Simple Integration by Substitution I am just exercising integration by substitution and would like to solve the following integral:
$$\int (x^2+1)^3 dx$$
I substitute $x^2$ with y and hence $\frac{dy}{dx} = 2x$ and $dx = dy*2x$. Thus I get:
$$\int (y+1)^3 dy*2x$$
how do I continue from this point on, i.e. how do I get rid of the 2x?
 A: Here, the substitution isn't appropriate, because, as you see, there's no factor of $x$ in the original integrand.  It would have been a better choice to substitute $y = (x^2 + 1)$ if the integral had been $$\int x(x^2 + 1)^3\,dx$$ because then we'd have $\;dy = 2x dx\implies dx = \frac 12 dy,\;$ giving us a very nice integral to work with: $$\;1/2 \int y^3 dy$$
But, alas! We don't have that integral to work with. And there's not a really handy substitution to use that will simplify our work. 

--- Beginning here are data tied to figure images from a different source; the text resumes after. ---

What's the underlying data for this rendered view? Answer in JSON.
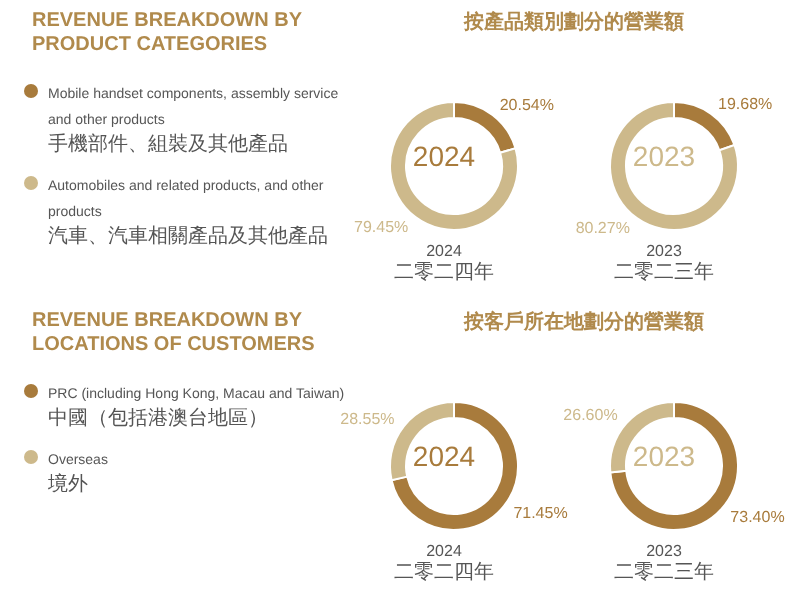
{
  "chart_data": [
    {
      "type": "donut",
      "title": "REVENUE BREAKDOWN BY PRODUCT CATEGORIES",
      "subtitle": "按產品類別劃分的營業額",
      "categories": [
        "Mobile handset components, assembly service and other products\n手機部件、組裝及其他產品",
        "Automobiles and related products, and other products\n汽車、汽車相關產品及其他產品"
      ],
      "values": [
        20.54,
        79.45
      ],
      "value_labels": [
        "20.54%",
        "79.45%"
      ],
      "colors": [
        "#a87b3c",
        "#cdb98b"
      ],
      "annotations": [
        "2024"
      ],
      "xlabel": "2024\n二零二四年",
      "legend": "left"
    },
    {
      "type": "donut",
      "categories": [
        null,
        null
      ],
      "values": [
        19.68,
        80.27
      ],
      "value_labels": [
        "19.68%",
        "80.27%"
      ],
      "colors": [
        "#a87b3c",
        "#cdb98b"
      ],
      "annotations": [
        "2023"
      ],
      "xlabel": "2023\n二零二三年"
    },
    {
      "type": "donut",
      "title": "REVENUE BREAKDOWN BY LOCATIONS OF CUSTOMERS",
      "subtitle": "按客戶所在地劃分的營業額",
      "categories": [
        "PRC (including Hong Kong, Macau and Taiwan)\n中國（包括港澳台地區）",
        "Overseas\n境外"
      ],
      "values": [
        71.45,
        28.55
      ],
      "value_labels": [
        "71.45%",
        "28.55%"
      ],
      "colors": [
        "#a87b3c",
        "#cdb98b"
      ],
      "annotations": [
        "2024"
      ],
      "xlabel": "2024\n二零二四年",
      "legend": "left"
    },
    {
      "type": "donut",
      "categories": [
        null,
        null
      ],
      "values": [
        73.4,
        26.6
      ],
      "value_labels": [
        "73.40%",
        "26.60%"
      ],
      "colors": [
        "#a87b3c",
        "#cdb98b"
      ],
      "annotations": [
        "2023"
      ],
      "xlabel": "2023\n二零二三年"
    }
  ]
}
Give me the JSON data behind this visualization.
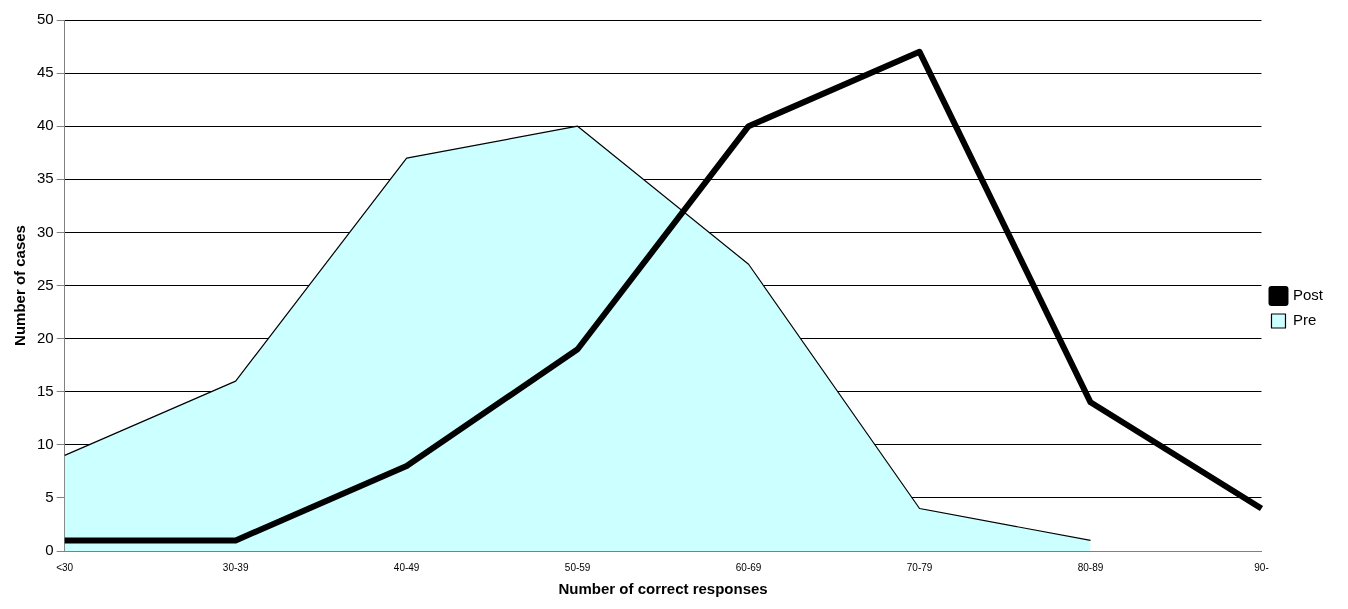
{
  "chart_data": {
    "type": "area",
    "xlabel": "Number of correct responses",
    "ylabel": "Number of cases",
    "categories": [
      "<30",
      "30-39",
      "40-49",
      "50-59",
      "60-69",
      "70-79",
      "80-89",
      "90-"
    ],
    "series": [
      {
        "name": "Pre",
        "color": "#ccffff",
        "values": [
          9,
          16,
          37,
          40,
          27,
          4,
          1,
          null
        ]
      },
      {
        "name": "Post",
        "type": "line",
        "color": "#000000",
        "values": [
          1,
          1,
          8,
          19,
          40,
          47,
          14,
          4
        ]
      }
    ],
    "ylim": [
      0,
      50
    ],
    "yticks": [
      0,
      5,
      10,
      15,
      20,
      25,
      30,
      35,
      40,
      45,
      50
    ],
    "grid": "y",
    "legend": "right",
    "marker": "none"
  }
}
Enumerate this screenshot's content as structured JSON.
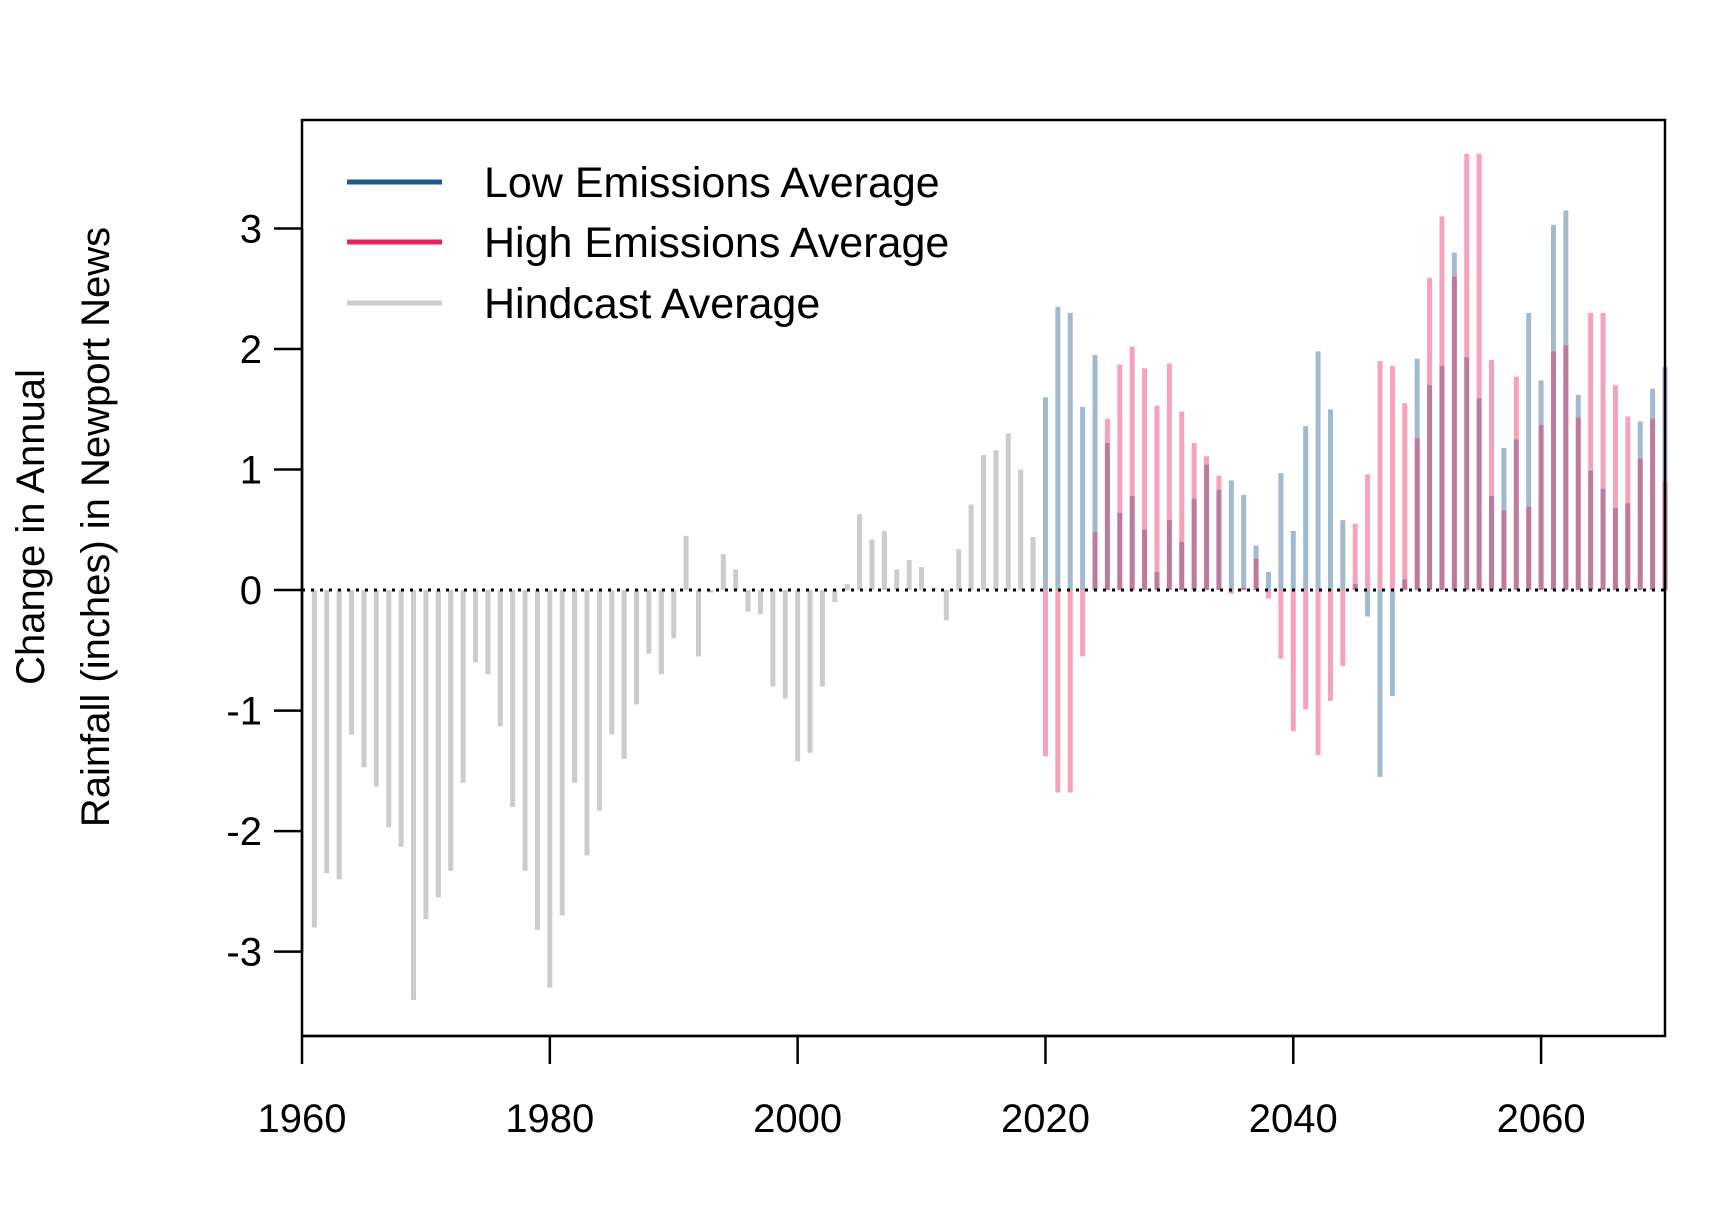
{
  "chart_data": {
    "type": "bar",
    "title": "",
    "xlabel": "",
    "ylabel_line1": "Change in Annual",
    "ylabel_line2": "Rainfall (inches) in Newport News",
    "xlim": [
      1960,
      2070
    ],
    "ylim": [
      -3.7,
      3.9
    ],
    "x_ticks": [
      "1960",
      "1980",
      "2000",
      "2020",
      "2040",
      "2060"
    ],
    "y_ticks": [
      "-3",
      "-2",
      "-1",
      "0",
      "1",
      "2",
      "3"
    ],
    "grid": false,
    "zero_line": "dotted",
    "legend_position": "top-left",
    "legend": [
      {
        "label": "Low Emissions Average",
        "color": "#1f5b8a"
      },
      {
        "label": "High Emissions Average",
        "color": "#e8225a"
      },
      {
        "label": "Hindcast Average",
        "color": "#cccccc"
      }
    ],
    "series": [
      {
        "name": "Hindcast Average",
        "color": "#cccccc",
        "x": [
          1961,
          1962,
          1963,
          1964,
          1965,
          1966,
          1967,
          1968,
          1969,
          1970,
          1971,
          1972,
          1973,
          1974,
          1975,
          1976,
          1977,
          1978,
          1979,
          1980,
          1981,
          1982,
          1983,
          1984,
          1985,
          1986,
          1987,
          1988,
          1989,
          1990,
          1991,
          1992,
          1993,
          1994,
          1995,
          1996,
          1997,
          1998,
          1999,
          2000,
          2001,
          2002,
          2003,
          2004,
          2005,
          2006,
          2007,
          2008,
          2009,
          2010,
          2011,
          2012,
          2013,
          2014,
          2015,
          2016,
          2017,
          2018,
          2019
        ],
        "values": [
          -2.8,
          -2.35,
          -2.4,
          -1.2,
          -1.47,
          -1.63,
          -1.97,
          -2.13,
          -3.4,
          -2.73,
          -2.55,
          -2.33,
          -1.6,
          -0.6,
          -0.7,
          -1.13,
          -1.8,
          -2.33,
          -2.82,
          -3.3,
          -2.7,
          -1.6,
          -2.2,
          -1.83,
          -1.2,
          -1.4,
          -0.95,
          -0.53,
          -0.7,
          -0.4,
          0.45,
          -0.55,
          -0.02,
          0.3,
          0.17,
          -0.18,
          -0.2,
          -0.8,
          -0.9,
          -1.42,
          -1.35,
          -0.8,
          -0.1,
          0.05,
          0.63,
          0.42,
          0.49,
          0.17,
          0.25,
          0.19,
          0.02,
          -0.25,
          0.34,
          0.71,
          1.12,
          1.16,
          1.3,
          1.0,
          0.44
        ]
      },
      {
        "name": "Low Emissions Average",
        "color": "#1f5b8a",
        "x": [
          2020,
          2021,
          2022,
          2023,
          2024,
          2025,
          2026,
          2027,
          2028,
          2029,
          2030,
          2031,
          2032,
          2033,
          2034,
          2035,
          2036,
          2037,
          2038,
          2039,
          2040,
          2041,
          2042,
          2043,
          2044,
          2045,
          2046,
          2047,
          2048,
          2049,
          2050,
          2051,
          2052,
          2053,
          2054,
          2055,
          2056,
          2057,
          2058,
          2059,
          2060,
          2061,
          2062,
          2063,
          2064,
          2065,
          2066,
          2067,
          2068,
          2069,
          2070
        ],
        "values": [
          1.6,
          2.35,
          2.3,
          1.52,
          1.95,
          1.22,
          0.64,
          0.78,
          0.5,
          0.15,
          0.58,
          0.4,
          0.76,
          1.04,
          0.83,
          0.91,
          0.79,
          0.37,
          0.15,
          0.97,
          0.49,
          1.36,
          1.98,
          1.5,
          0.58,
          0.05,
          -0.22,
          -1.55,
          -0.88,
          0.09,
          1.92,
          1.7,
          1.86,
          2.8,
          1.93,
          1.59,
          0.78,
          1.18,
          1.25,
          2.3,
          1.74,
          3.03,
          3.15,
          1.62,
          0.99,
          0.84,
          0.68,
          0.72,
          1.4,
          1.67,
          1.85
        ]
      },
      {
        "name": "High Emissions Average",
        "color": "#e8225a",
        "x": [
          2020,
          2021,
          2022,
          2023,
          2024,
          2025,
          2026,
          2027,
          2028,
          2029,
          2030,
          2031,
          2032,
          2033,
          2034,
          2035,
          2036,
          2037,
          2038,
          2039,
          2040,
          2041,
          2042,
          2043,
          2044,
          2045,
          2046,
          2047,
          2048,
          2049,
          2050,
          2051,
          2052,
          2053,
          2054,
          2055,
          2056,
          2057,
          2058,
          2059,
          2060,
          2061,
          2062,
          2063,
          2064,
          2065,
          2066,
          2067,
          2068,
          2069,
          2070
        ],
        "values": [
          -1.38,
          -1.68,
          -1.68,
          -0.55,
          0.48,
          1.42,
          1.87,
          2.02,
          1.84,
          1.53,
          1.88,
          1.48,
          1.22,
          1.11,
          0.95,
          -0.03,
          0.02,
          0.26,
          -0.07,
          -0.57,
          -1.17,
          -0.99,
          -1.37,
          -0.92,
          -0.63,
          0.55,
          0.96,
          1.9,
          1.86,
          1.55,
          1.26,
          2.59,
          3.1,
          2.6,
          3.62,
          3.62,
          1.91,
          0.66,
          1.77,
          0.69,
          1.37,
          1.98,
          2.03,
          1.43,
          2.3,
          2.3,
          1.7,
          1.44,
          1.09,
          1.42,
          0.9
        ]
      }
    ]
  }
}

Instead, for this integral, try expanding the binomial (easy to do in this case), and use the power rule to integrate each term:
$$\int (x^2+1)^3 dx \quad = \quad \int (x^6 + 3x^4 + 3x^2 + 1) \,dx \quad = \quad\dfrac{x^7}{7} + \frac{3x^5}{5} + x^3 + x + C$$
A: $\frac{dy}{dx} = 2x$ implies $dx = \frac{dy}{2x}$.
To get rid of the $x$, recognize that $x^2 = y$ implies $x = \pm \sqrt{y}$.
A: You should not perform substitution here because the derivative $2x$ was not there to begin with, making for a difficult process. I suggest actually expanding out $(x^2+1)^3$ into a polynomial, which then is very easy to integrate.